Сложно делить жизнь с человеком, присутствие которого бьёт по темечку железной арматурой.
Ненавидеть Виктора Пчёлкина — моя рутина. Выйти замуж за Виктора Пчёлкина — мой воплотившийся в жизнь кошмар.
От ненависти до любви один шаг — утверждение в корне неверное. От ненависти до любви — бессонные ночи, пулевое ранение и удар наотмашь. От ненависти до любви — целая жизнь. Но я её, кажется, уже прожила.
Примечания
Виктор Палыч, ну вот если бы вы видели, что вы со мной творите, вы были бы в шоке, честное слово. Написать макси по Бригаде — это какой-то совершенно новый уровень одержимости, и вот она я — тут как тут. Не лезь, она тебя сожрёт.
На случай, если вы, как и я, запутались в повествовании — основное действие происходит в 1999 году. Все главы, события в которых иллюстрируют прошлое, имеют пометку «Прошлое» в шапке.
Март, 1999
24 августа 2024, 12:56
Приезжать к Виктору после ночного дежурства уже вошло в привычку.
Я пытаюсь скрыть зевок, проходя через пост охраны у забора — после случившегося с бригадой Пчёлкина и Олю охраняют не хуже первых лиц государства — и вжимаю голову в плечи, кутаясь в объёмный шерстяной шарф.
— Вы к Виктору Павловичу? — спрашивает один из амбалов, когда я оказываюсь уже у лестницы на второй этаж.
Съязвить мешает исключительно усталость, и я молча киваю. Что может быть глупее, чем этот вопрос? Я ежедневно последние два месяца приезжаю в этот дом с одной-единственной целью. Пора бы уже понять, что встречи с сестрой у меня в меньшем приоритете.
— Он сейчас занят, — строго отвечает второй. Я перевожу на него взгляд, выражающий весь спектр испытываемых мной эмоций, и бугай нервно усмехается, дёрнув плечами. Я понимаю, что у него, вероятно, «приказ», но меня дешёвая выслуга перед Виктором мало волнует.
— Придётся отложить свои дела, — бурчу я, даже не пытаясь скрыть обуявшего меня раздражения. Ещё я буду под его планы подстраиваться.
Как я и думала, никто всерьёз меня не останавливает. Сомневаюсь, что они меня побаиваются, вероятно дело в профессиональной принадлежности — вряд ли они решатся перечить человеку, который этими вот руками с того света Пчёлу достал.

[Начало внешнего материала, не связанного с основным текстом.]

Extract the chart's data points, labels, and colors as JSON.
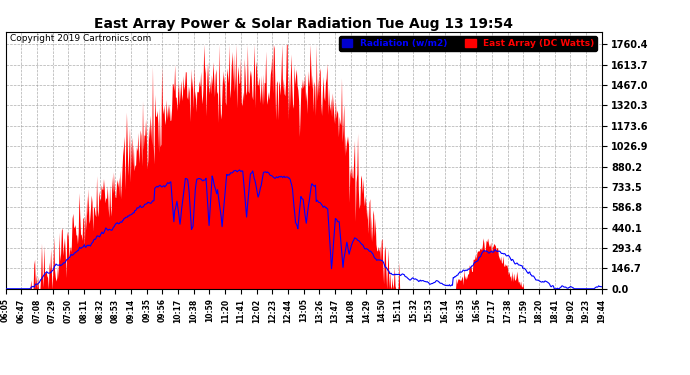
{
  "title": "East Array Power & Solar Radiation Tue Aug 13 19:54",
  "copyright": "Copyright 2019 Cartronics.com",
  "legend_labels": [
    "Radiation (w/m2)",
    "East Array (DC Watts)"
  ],
  "legend_colors": [
    "#0000cc",
    "#ff0000"
  ],
  "yticks": [
    0.0,
    146.7,
    293.4,
    440.1,
    586.8,
    733.5,
    880.2,
    1026.9,
    1173.6,
    1320.3,
    1467.0,
    1613.7,
    1760.4
  ],
  "ylim": [
    0.0,
    1850.0
  ],
  "x_labels": [
    "06:05",
    "06:47",
    "07:08",
    "07:29",
    "07:50",
    "08:11",
    "08:32",
    "08:53",
    "09:14",
    "09:35",
    "09:56",
    "10:17",
    "10:38",
    "10:59",
    "11:20",
    "11:41",
    "12:02",
    "12:23",
    "12:44",
    "13:05",
    "13:26",
    "13:47",
    "14:08",
    "14:29",
    "14:50",
    "15:11",
    "15:32",
    "15:53",
    "16:14",
    "16:35",
    "16:56",
    "17:17",
    "17:38",
    "17:59",
    "18:20",
    "18:41",
    "19:02",
    "19:23",
    "19:44"
  ],
  "n_points": 780,
  "seed": 7
}
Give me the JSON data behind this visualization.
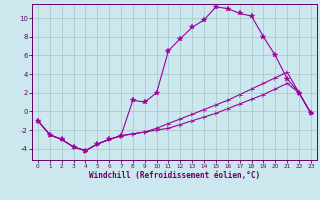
{
  "xlabel": "Windchill (Refroidissement éolien,°C)",
  "background_color": "#cce8ee",
  "grid_color": "#aacccc",
  "line_color": "#990099",
  "spine_color": "#660066",
  "xlim": [
    -0.5,
    23.5
  ],
  "ylim": [
    -5.2,
    11.5
  ],
  "yticks": [
    -4,
    -2,
    0,
    2,
    4,
    6,
    8,
    10
  ],
  "xticks": [
    0,
    1,
    2,
    3,
    4,
    5,
    6,
    7,
    8,
    9,
    10,
    11,
    12,
    13,
    14,
    15,
    16,
    17,
    18,
    19,
    20,
    21,
    22,
    23
  ],
  "line1_x": [
    0,
    1,
    2,
    3,
    4,
    5,
    6,
    7,
    8,
    9,
    10,
    11,
    12,
    13,
    14,
    15,
    16,
    17,
    18,
    19,
    20,
    21,
    22,
    23
  ],
  "line1_y": [
    -1.0,
    -2.5,
    -3.0,
    -3.8,
    -4.2,
    -3.5,
    -3.0,
    -2.6,
    1.2,
    1.0,
    2.0,
    6.5,
    7.8,
    9.0,
    9.8,
    11.2,
    11.0,
    10.5,
    10.2,
    8.0,
    6.0,
    3.5,
    2.0,
    -0.2
  ],
  "line2_x": [
    0,
    1,
    2,
    3,
    4,
    5,
    6,
    7,
    8,
    9,
    10,
    11,
    12,
    13,
    14,
    15,
    16,
    17,
    18,
    19,
    20,
    21,
    22,
    23
  ],
  "line2_y": [
    -1.0,
    -2.5,
    -3.0,
    -3.8,
    -4.2,
    -3.5,
    -3.0,
    -2.6,
    -2.4,
    -2.2,
    -2.0,
    -1.8,
    -1.4,
    -1.0,
    -0.6,
    -0.2,
    0.3,
    0.8,
    1.3,
    1.8,
    2.4,
    3.0,
    2.0,
    -0.2
  ],
  "line3_x": [
    0,
    1,
    2,
    3,
    4,
    5,
    6,
    7,
    8,
    9,
    10,
    11,
    12,
    13,
    14,
    15,
    16,
    17,
    18,
    19,
    20,
    21,
    22,
    23
  ],
  "line3_y": [
    -1.0,
    -2.5,
    -3.0,
    -3.8,
    -4.2,
    -3.5,
    -3.0,
    -2.6,
    -2.4,
    -2.2,
    -1.8,
    -1.3,
    -0.8,
    -0.3,
    0.2,
    0.7,
    1.2,
    1.8,
    2.4,
    3.0,
    3.6,
    4.2,
    2.0,
    -0.2
  ],
  "xlabel_fontsize": 5.5,
  "tick_fontsize": 5.0,
  "lw": 0.8,
  "ms": 2.5
}
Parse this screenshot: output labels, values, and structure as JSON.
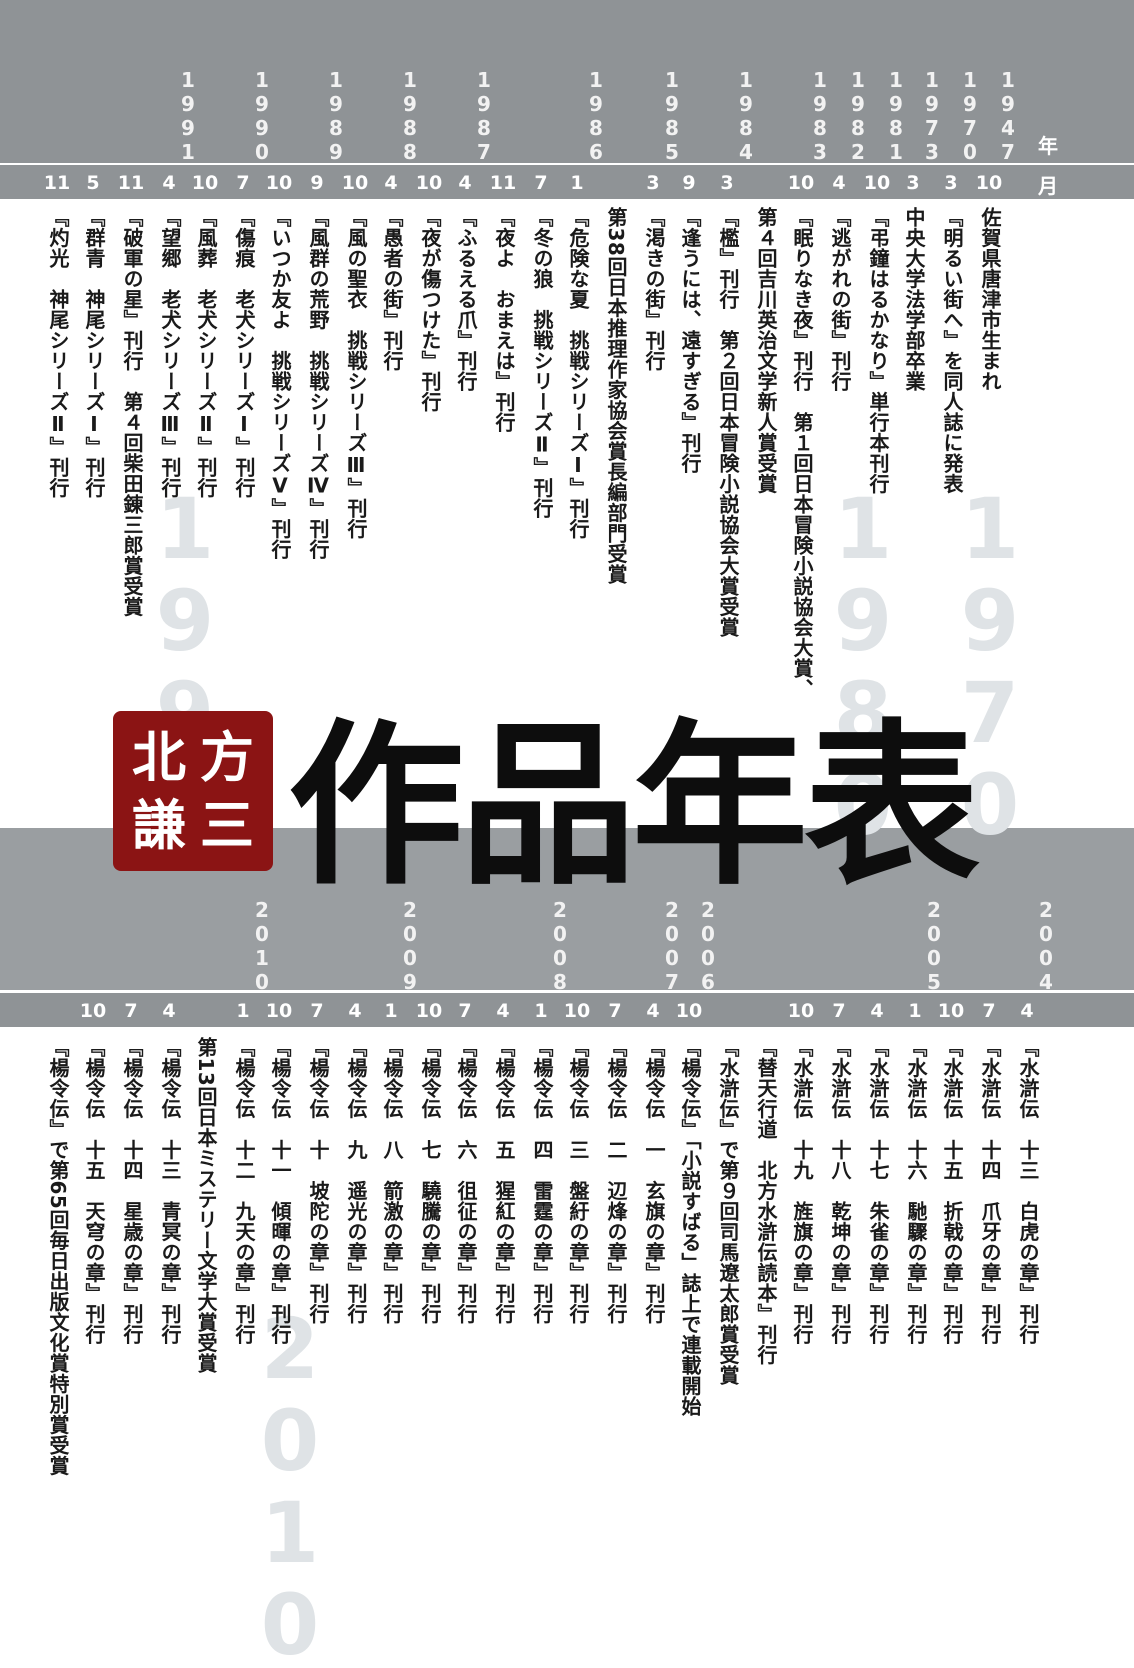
{
  "title": "作品年表",
  "author_logo": [
    "北",
    "方",
    "謙",
    "三"
  ],
  "header": {
    "year_label": "年",
    "month_label": "月"
  },
  "watermarks": [
    "1970",
    "1980",
    "1990",
    "2010"
  ],
  "top_years": [
    "1947",
    "1970",
    "1973",
    "1981",
    "1982",
    "1983",
    "1984",
    "1985",
    "1986",
    "1987",
    "1988",
    "1989",
    "1990",
    "1991"
  ],
  "top_rows": [
    {
      "month": "10",
      "event": "佐賀県唐津市生まれ"
    },
    {
      "month": "3",
      "event": "『明るい街へ』を同人誌に発表"
    },
    {
      "month": "3",
      "event": "中央大学法学部卒業"
    },
    {
      "month": "10",
      "event": "『弔鐘はるかなり』単行本刊行"
    },
    {
      "month": "4",
      "event": "『逃がれの街』刊行"
    },
    {
      "month": "10",
      "event": "『眠りなき夜』刊行　第１回日本冒険小説協会大賞、"
    },
    {
      "month": "",
      "event": "第４回吉川英治文学新人賞受賞"
    },
    {
      "month": "3",
      "event": "『檻』刊行　第２回日本冒険小説協会大賞受賞"
    },
    {
      "month": "9",
      "event": "『逢うには、遠すぎる』刊行"
    },
    {
      "month": "3",
      "event": "『渇きの街』刊行"
    },
    {
      "month": "",
      "event": "第38回日本推理作家協会賞長編部門受賞"
    },
    {
      "month": "1",
      "event": "『危険な夏　挑戦シリーズⅠ』刊行"
    },
    {
      "month": "7",
      "event": "『冬の狼　挑戦シリーズⅡ』刊行"
    },
    {
      "month": "11",
      "event": "『夜よ　おまえは』刊行"
    },
    {
      "month": "4",
      "event": "『ふるえる爪』刊行"
    },
    {
      "month": "10",
      "event": "『夜が傷つけた』刊行"
    },
    {
      "month": "4",
      "event": "『愚者の街』刊行"
    },
    {
      "month": "10",
      "event": "『風の聖衣　挑戦シリーズⅢ』刊行"
    },
    {
      "month": "9",
      "event": "『風群の荒野　挑戦シリーズⅣ』刊行"
    },
    {
      "month": "10",
      "event": "『いつか友よ　挑戦シリーズⅤ』刊行"
    },
    {
      "month": "7",
      "event": "『傷痕　老犬シリーズⅠ』刊行"
    },
    {
      "month": "10",
      "event": "『風葬　老犬シリーズⅡ』刊行"
    },
    {
      "month": "4",
      "event": "『望郷　老犬シリーズⅢ』刊行"
    },
    {
      "month": "11",
      "event": "『破軍の星』刊行　第４回柴田錬三郎賞受賞"
    },
    {
      "month": "5",
      "event": "『群青　神尾シリーズⅠ』刊行"
    },
    {
      "month": "11",
      "event": "『灼光　神尾シリーズⅡ』刊行"
    }
  ],
  "bottom_years": [
    "2004",
    "2005",
    "2006",
    "2007",
    "2008",
    "2009",
    "2010"
  ],
  "bottom_rows": [
    {
      "month": "4",
      "event": "『水滸伝　十三　白虎の章』刊行"
    },
    {
      "month": "7",
      "event": "『水滸伝　十四　爪牙の章』刊行"
    },
    {
      "month": "10",
      "event": "『水滸伝　十五　折戟の章』刊行"
    },
    {
      "month": "1",
      "event": "『水滸伝　十六　馳驟の章』刊行"
    },
    {
      "month": "4",
      "event": "『水滸伝　十七　朱雀の章』刊行"
    },
    {
      "month": "7",
      "event": "『水滸伝　十八　乾坤の章』刊行"
    },
    {
      "month": "10",
      "event": "『水滸伝　十九　旌旗の章』刊行"
    },
    {
      "month": "",
      "event": "『替天行道　北方水滸伝読本』刊行"
    },
    {
      "month": "",
      "event": "『水滸伝』で第９回司馬遼太郎賞受賞"
    },
    {
      "month": "10",
      "event": "『楊令伝』「小説すばる」誌上で連載開始"
    },
    {
      "month": "4",
      "event": "『楊令伝　一　玄旗の章』刊行"
    },
    {
      "month": "7",
      "event": "『楊令伝　二　辺烽の章』刊行"
    },
    {
      "month": "10",
      "event": "『楊令伝　三　盤紆の章』刊行"
    },
    {
      "month": "1",
      "event": "『楊令伝　四　雷霆の章』刊行"
    },
    {
      "month": "4",
      "event": "『楊令伝　五　猩紅の章』刊行"
    },
    {
      "month": "7",
      "event": "『楊令伝　六　徂征の章』刊行"
    },
    {
      "month": "10",
      "event": "『楊令伝　七　驍騰の章』刊行"
    },
    {
      "month": "1",
      "event": "『楊令伝　八　箭激の章』刊行"
    },
    {
      "month": "4",
      "event": "『楊令伝　九　遥光の章』刊行"
    },
    {
      "month": "7",
      "event": "『楊令伝　十　坡陀の章』刊行"
    },
    {
      "month": "10",
      "event": "『楊令伝　十一　傾暉の章』刊行"
    },
    {
      "month": "1",
      "event": "『楊令伝　十二　九天の章』刊行"
    },
    {
      "month": "",
      "event": "第13回日本ミステリー文学大賞受賞"
    },
    {
      "month": "4",
      "event": "『楊令伝　十三　青冥の章』刊行"
    },
    {
      "month": "7",
      "event": "『楊令伝　十四　星歳の章』刊行"
    },
    {
      "month": "10",
      "event": "『楊令伝　十五　天穹の章』刊行"
    },
    {
      "month": "",
      "event": "『楊令伝』で第65回毎日出版文化賞特別賞受賞"
    }
  ]
}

Поднимаюсь на второй этаж, чувствуя себя так, будто только что взошла на Эльбрус. Перевожу дух и иду вглубь коридора к самой крайней двери — входу в «палату» Пчёлкина. Захожу внутрь — без стука, — по инерции делаю несколько шагов и замираю. У кровати полукругом выстроилось человек пять, все в костюмах, с папочками документов на перевес.

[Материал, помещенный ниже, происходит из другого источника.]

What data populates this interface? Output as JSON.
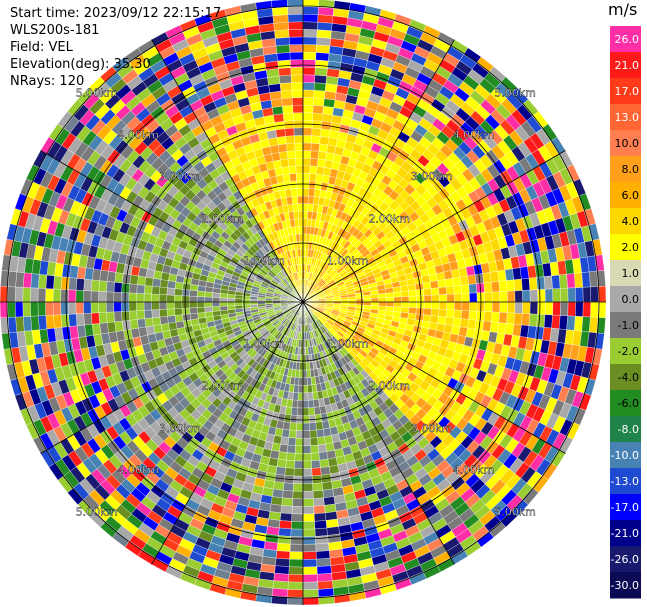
{
  "header": {
    "start_time": "Start time: 2023/09/12 22:15:17",
    "instrument": "WLS200s-181",
    "field": "Field: VEL",
    "elevation": "Elevation(deg): 35.30",
    "nrays": "NRays: 120"
  },
  "colorbar": {
    "unit": "m/s",
    "ticks": [
      "26.0",
      "21.0",
      "17.0",
      "13.0",
      "10.0",
      "8.0",
      "6.0",
      "4.0",
      "2.0",
      "1.0",
      "0.0",
      "-1.0",
      "-2.0",
      "-4.0",
      "-6.0",
      "-8.0",
      "-10.0",
      "-13.0",
      "-17.0",
      "-21.0",
      "-26.0",
      "-30.0"
    ],
    "colors": [
      "#ff2ea6",
      "#ff1a1a",
      "#ff3b1a",
      "#ff6633",
      "#ff7f50",
      "#ff9f1a",
      "#ffb000",
      "#ffd700",
      "#ffff00",
      "#d9d9b3",
      "#a9a9a9",
      "#7a7a7a",
      "#9acd32",
      "#6b8e23",
      "#228b22",
      "#1e8449",
      "#4682b4",
      "#1e4bd2",
      "#0000ff",
      "#00008b",
      "#191970",
      "#0a0a55"
    ]
  },
  "chart_data": {
    "type": "heatmap",
    "projection": "polar PPI",
    "field": "VEL",
    "units": "m/s",
    "nrays": 120,
    "elevation_deg": 35.3,
    "range_rings_km": [
      1,
      2,
      3,
      4,
      5
    ],
    "range_labels": [
      "1.00km",
      "2.00km",
      "3.00km",
      "4.00km",
      "5.00km"
    ],
    "value_range": [
      -30,
      26
    ]
  }
}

Виктор обрывается на полуслове, переводит взгляд на меня. Маскарад из офисных планктонов повторяет за ним, и я вдруг оказываюсь в самом центре внимания.
— Доброе утро, — первая подаю голос, делаю ещё один шаг по направлению к постели Пчёлкина — Не могли бы вы отвлечься от своих дел, мне необходимо…
— Марья Евгеньевна, выйдите из комнаты, — голос Виктора резко обрывает мою речь, я замолкаю, секунду смотрю на него так, словно вижу впервые, затем хмурюсь и качаю головой.
— Виктор Палыч, у меня есть другие дела, кроме как нянчиться с вами, так что будьте добры — попросите ваших гостей подождать в коридоре, я вас надолго не задержу.
— Выйди из комнаты, Марья, — его голос начинает звучать угрожающе, одновременно с тем, как я давлюсь едким смешком и закатываю глаза.
Я прекрасно понимаю, что все пятеро невольно стали свидетелями нашей привычной «разборки», и, вероятно, не получают особого удовольствия от её созерцания. Только вот этой ночью у меня было две операции, проходивших с разницей в сорок минут. Обе с осложнениями. Мне совершенно не улыбается сидеть в «приёмной» у Пчёлкина ещё хер знает, сколько времени — я хочу просто осмотреть и обработать его рану, сменить компресс и уехать домой, чтобы лечь спать. Сон — это единственное, что сейчас меня по-настоящему волнует, и мне совершенно плевать на то, насколько важные переговоры я прервала своим появлением.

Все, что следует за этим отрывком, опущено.